March 4 (Bloomberg) -- Rockwool International A/S, the world’s largest maker of stonewool insulation, fell the most in a year in Copenhagen trading on concern a slumping European construction market will hurt 2013 profits.
Rockwool fell as much as 6.6 percent, the most since March 6, 2012. The stock declined 4.8 percent to 675.50 kroner at 1:25 p.m. in the Danish capital, with trading volume at 322 percent of the three-month daily average.
Rockwool, based in Hedehusene, Denmark, said March 1 that 2013 net income will drop to about 700 million kroner ($122 million), missing the average estimate of 861 million kroner in a Bloomberg survey of analysts. Today, Danske Bank A/S repeated a sell recommendation on the stock, citing the 2013 forecast.

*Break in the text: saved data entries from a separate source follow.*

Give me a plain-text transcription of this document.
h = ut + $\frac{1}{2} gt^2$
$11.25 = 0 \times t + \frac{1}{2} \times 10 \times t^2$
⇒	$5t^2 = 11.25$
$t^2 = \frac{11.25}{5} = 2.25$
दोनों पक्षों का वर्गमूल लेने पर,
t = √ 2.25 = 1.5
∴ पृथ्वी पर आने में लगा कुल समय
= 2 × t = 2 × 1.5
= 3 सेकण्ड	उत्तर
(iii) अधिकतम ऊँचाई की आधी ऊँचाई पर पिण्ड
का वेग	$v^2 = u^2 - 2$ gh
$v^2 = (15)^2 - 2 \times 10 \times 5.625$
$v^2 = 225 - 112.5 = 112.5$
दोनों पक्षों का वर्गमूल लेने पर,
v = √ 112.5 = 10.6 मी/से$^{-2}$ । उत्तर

“The weak 2013 guidance is a reflection of the tough European outlook,” Danske, which previously had warned the earnings report may disappoint the stock market, said in a note to clients. “Given the high valuation, we believe better opportunities are found elsewhere.”
Nordea Bank AB today repeated a hold rating on the stock, saying investors should “wait for a setback” in the price before buying.
“Rockwool’s structural growth element is fully reflected at current valuation,” Nordea said in a note to clients. Rockwool’s 2013 forecast is “conservative,” the bank said.